Who is really helped by these pro-homeowner tax benefits? Last week, at the annual meetings of the Association of American Law Schools, Professor Dorothy A. Brown of Emory Law School offered a fascinating discussion of the effects of these federal tax benefits on low-income and minority homeowners. She showed, among other things, that a surprisingly large number of such homeowners receive no actual benefit from the deductions for mortgage interest and property taxes, because they do not itemize their deductions. As Dorothy demonstrated, this means that the tax code only benefits some homeowners while leaving those with lower incomes and less expensive houses out in the cold. She thus showed that the system currently provides benefits in a regressive fashion, and she argued that "this cannot stand."

I completely agreed with Dorothy's motivations (as I almost always do), and I found her argument to be thought-provoking. Because of my belief (see here, here, and here) that expanded home ownership should not be a goal of public policy, however, I asked Dorothy two questions during the Q&A. First, I suggested in essence that we should address the inequality that she had identified by "leveling down" rather than "leveling up." That is, rather than following her suggestion that we should make sure that the tax benefits for home ownership are available to all homeowners, we should instead take them away from all homeowners. She suggested in response that (beyond the political impossibility) there would be difficult transition costs in such an approach, which is true but (in my opinion) not insurmountable.

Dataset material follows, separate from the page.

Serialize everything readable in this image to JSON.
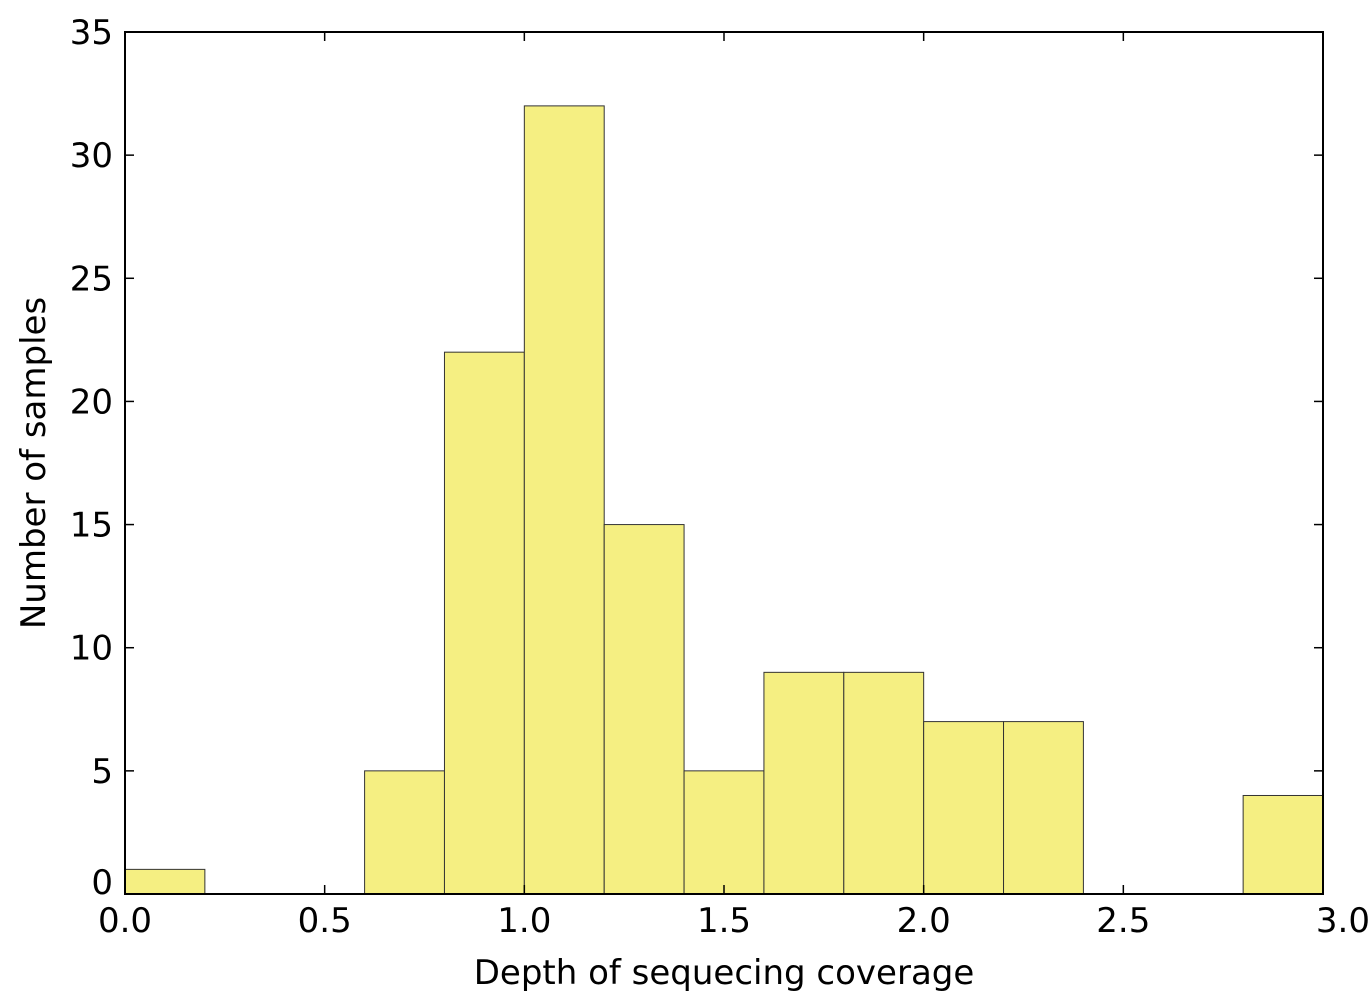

My second question, which Dorothy unfortunately was not able to address due to time constraints, was whether the current system is not actually (and completely inadvertently) beneficial to low-income and minority citizens. That is, since home ownership is a very bad way to save money (not only during a dramatic crash like the current crisis but more generally because building home equity is the very definition of undiversified investing), and since low-income people are the least able to cope with the loss of their home equity (since they almost never have any other significant amounts of money saved in any other form), a tax system that leaves out the low-income taxpayers is actually doing them a favor by not encouraging them to own a home.

Therefore, although my first choice would be for the government to completely change course and discourage individual home ownership, the current system -- which seems to disadvantage those with less income and wealth -- might be a better alternative than to adopt a plan to eliminate that supposed disadvantage. This outcome thus works, by sheer luck, as the equivalent of a progressive tax policy to steer the most financially vulnerable away from possibly ruinous risk-taking.

I have to admit that I am somewhat uncomfortable with my own conclusion. There is something unsettling about this "cruel to be kind" approach to social policy. Still, if the choice is to leave things as they are or to change the tax code such that it would encourage more lower-income and minority citizens to buy homes, I think I would choose the former.